Porostimur.com, Ternate — Dugaan kejahatan pertambangan kembali mencuat di Maluku Utara. PT Karya Wijaya, perusahaan tambang nikel yang beroperasi di Kecamatan Pulau Gebe, Kabupaten Halmahera Tengah, disorot keras setelah diduga melakukan aktivitas penambangan di luar wilayah Izin Usaha Produksi (IUP).
Praktisi hukum Dr. Hendra Karianga menilai dugaan pelanggaran tersebut serius dan tidak bisa ditoleransi.

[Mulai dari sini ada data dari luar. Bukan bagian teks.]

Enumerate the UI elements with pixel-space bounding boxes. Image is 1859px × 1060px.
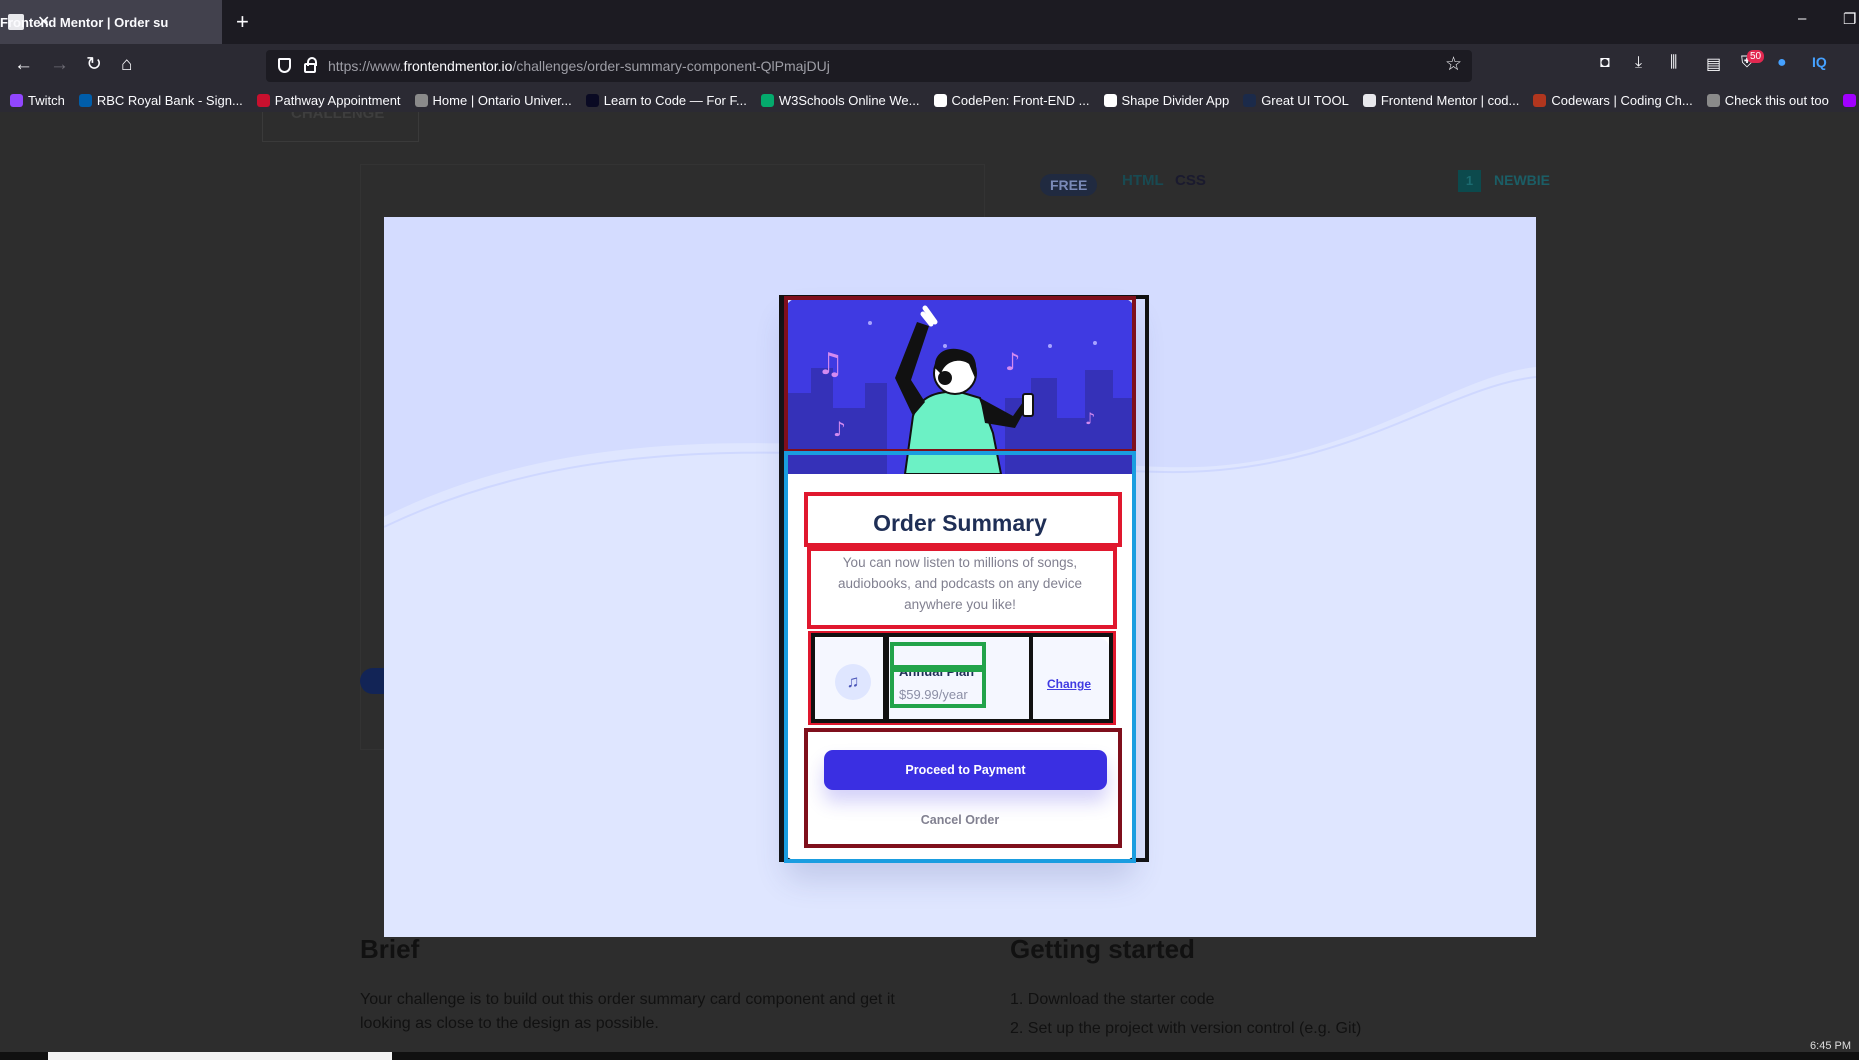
bookmark-favicon-icon <box>760 93 774 107</box>
bookmark-favicon-icon <box>1362 93 1376 107</box>
plan-price: $59.99/year <box>899 687 968 702</box>
bookmark-label: Frontend Mentor | cod... <box>1380 92 1520 108</box>
html-tag: HTML <box>1122 172 1164 189</box>
bookmark-favicon-icon <box>1243 93 1257 107</box>
level-label: NEWBIE <box>1494 172 1550 188</box>
taskbar-search-input[interactable] <box>48 1052 392 1060</box>
bookmark-item[interactable]: Shape Divider App <box>1103 92 1230 108</box>
bookmark-item[interactable]: Great UI TOOL <box>1243 93 1349 108</box>
lock-icon[interactable] <box>304 57 317 73</box>
bookmark-item[interactable]: CodePen: Front-END ... <box>933 92 1090 108</box>
challenge-tab[interactable]: CHALLENGE <box>262 112 419 142</box>
bookmark-label: Twitch <box>28 92 65 108</box>
bookmark-favicon-icon <box>10 93 23 107</box>
order-summary-card: ♫ ♪ ♪ ♪ Order Summary You can now listen… <box>785 298 1135 862</box>
downloads-icon[interactable]: ⤓ <box>1635 54 1642 72</box>
sidebar-icon[interactable]: ▤ <box>1706 54 1721 74</box>
bookmark-label: Pathway Appointment <box>274 92 401 108</box>
svg-text:♪: ♪ <box>1085 409 1095 428</box>
music-note-icon: ♫ <box>835 664 871 700</box>
bookmark-favicon-icon <box>78 93 92 107</box>
bookmark-favicon-icon <box>1533 93 1547 107</box>
bookmark-label: W3Schools Online We... <box>778 92 920 108</box>
card-title: Order Summary <box>873 510 1047 536</box>
solution-screenshot-overlay: ♫ ♪ ♪ ♪ Order Summary You can now listen… <box>384 217 1536 937</box>
notification-badge: 50 <box>1747 50 1765 63</box>
bookmark-label: Shape Divider App <box>1121 92 1230 108</box>
bookmark-label: Home | Ontario Univer... <box>432 92 572 108</box>
bookmark-label: CodePen: Front-END ... <box>951 92 1090 108</box>
bookmark-item[interactable]: Codewars | Coding Ch... <box>1533 92 1693 108</box>
step-1: 1. Download the starter code <box>1010 991 1215 1008</box>
svg-text:♪: ♪ <box>833 417 846 441</box>
bookmark-favicon-icon <box>414 93 428 107</box>
minimize-icon[interactable]: – <box>1798 10 1806 27</box>
home-icon[interactable]: ⌂ <box>121 53 132 77</box>
dancing-person-illustration: ♫ ♪ ♪ ♪ <box>785 298 1135 474</box>
tab-title: Frontend Mentor | Order summary <box>0 14 168 30</box>
brief-heading: Brief <box>360 934 420 964</box>
library-icon[interactable]: ⫼ <box>1670 54 1677 72</box>
windows-taskbar <box>0 1052 1859 1060</box>
back-icon[interactable]: ← <box>14 53 33 77</box>
forward-icon[interactable]: → <box>50 53 69 77</box>
level-number: 1 <box>1458 170 1481 192</box>
hero-illustration: ♫ ♪ ♪ ♪ <box>785 298 1135 474</box>
bookmark-label: Great UI TOOL <box>1261 92 1349 108</box>
bookmark-item[interactable]: Pathway Appointment <box>256 92 401 108</box>
reload-icon[interactable]: ↻ <box>86 53 102 77</box>
free-pill: FREE <box>1040 174 1098 196</box>
bookmark-item[interactable]: RBC Royal Bank - Sign... <box>78 92 243 108</box>
tracking-shield-icon[interactable] <box>278 58 291 73</box>
bookmark-favicon-icon <box>1706 93 1720 107</box>
bookmark-favicon-icon <box>933 93 947 107</box>
bookmark-favicon-icon <box>1842 93 1856 107</box>
restore-icon[interactable]: ❐ <box>1843 10 1856 28</box>
iq-extension-icon[interactable]: IQ <box>1812 54 1827 70</box>
proceed-to-payment-button[interactable]: Proceed to Payment <box>824 750 1107 790</box>
bookmark-label: Codewars | Coding Ch... <box>1551 92 1693 108</box>
new-tab-button[interactable]: + <box>236 8 249 36</box>
bookmark-label: Check this out too <box>1724 92 1829 108</box>
bookmark-item[interactable]: W3Schools Online We... <box>760 92 920 108</box>
bookmark-label: RBC Royal Bank - Sign... <box>96 92 243 108</box>
bookmark-item[interactable]: Learn to Code — For F... <box>585 92 747 108</box>
bookmark-star-icon[interactable]: ☆ <box>1445 53 1462 76</box>
url-text[interactable]: https://www.frontendmentor.io/challenges… <box>328 58 830 74</box>
getting-started-heading: Getting started <box>1010 934 1195 964</box>
address-bar[interactable]: https://www.frontendmentor.io/challenges… <box>266 50 1472 82</box>
bookmark-item[interactable]: Frontend Mentor | cod... <box>1362 92 1520 108</box>
active-tab[interactable]: Frontend Mentor | Order summary ✕ <box>0 0 222 44</box>
css-tag: CSS <box>1175 172 1206 189</box>
change-plan-link[interactable]: Change <box>1047 677 1091 691</box>
svg-text:♫: ♫ <box>817 347 844 382</box>
bookmark-favicon-icon <box>256 93 270 107</box>
plan-name: Annual Plan <box>899 664 975 679</box>
card-description: You can now listen to millions of songs,… <box>838 555 1082 612</box>
svg-text:♪: ♪ <box>1005 348 1020 376</box>
tab-strip: Frontend Mentor | Order summary ✕ + – ❐ <box>0 0 1859 44</box>
step-2: 2. Set up the project with version contr… <box>1010 1020 1362 1037</box>
bookmark-favicon-icon <box>1103 93 1117 107</box>
bookmark-label: Learn to Code — For F... <box>603 92 747 108</box>
pocket-icon[interactable]: ◘ <box>1600 54 1610 72</box>
bookmark-item[interactable]: Check this out too <box>1706 92 1829 108</box>
bookmark-item[interactable]: Fancy Border Radio tool <box>1842 93 1859 108</box>
bookmark-item[interactable]: Twitch <box>10 93 65 108</box>
bookmark-favicon-icon <box>585 93 599 107</box>
bookmark-item[interactable]: Home | Ontario Univer... <box>414 92 572 108</box>
taskbar-clock: 6:45 PM <box>1810 1040 1851 1052</box>
brief-text: Your challenge is to build out this orde… <box>360 991 895 1032</box>
extension-pin-icon[interactable]: ● <box>1777 54 1787 72</box>
bookmarks-toolbar: Twitch RBC Royal Bank - Sign... Pathway Ap… <box>0 88 1859 112</box>
cancel-order-button[interactable]: Cancel Order <box>785 813 1135 827</box>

Ia menegaskan, jika terbukti, perusahaan harus segera ditindak tegas karena berpotensi melanggar Undang-Undang Pertambangan sekaligus menimbulkan kerusakan lingkungan secara masif.
Serobot IUP Perusahaan Lain, Luas Capai 100 Hektare
Menurut Hendra, berdasarkan dokumen yang dikantonginya, PT Karya Wijaya diduga menyerobot wilayah IUP milik PT Fajar Bakti Lintas Nusantara (FBLN) dengan luasan mencapai kurang lebih 100 hektare.
“Perusahaan PT Karya Wijaya harus diberikan sanksi tegas oleh aparat penegak hukum, dalam hal ini Mabes Polri, untuk menindak pimpinan perusahaan yang diduga menambang di luar IUP,” tegas Hendra, dikutip Selasa (16/12/2025).
Ia menekankan, Izin Usaha Pertambangan merupakan dasar hukum wajib bagi setiap kegiatan eksplorasi dan produksi. Aktivitas di luar izin merupakan tindakan melawan hukum.
“Jika melakukan kegiatan pertambangan di luar IUP, maka harus diberikan sanksi pidana sesuai ketentuan Undang-Undang Pertambangan,” ujarnya.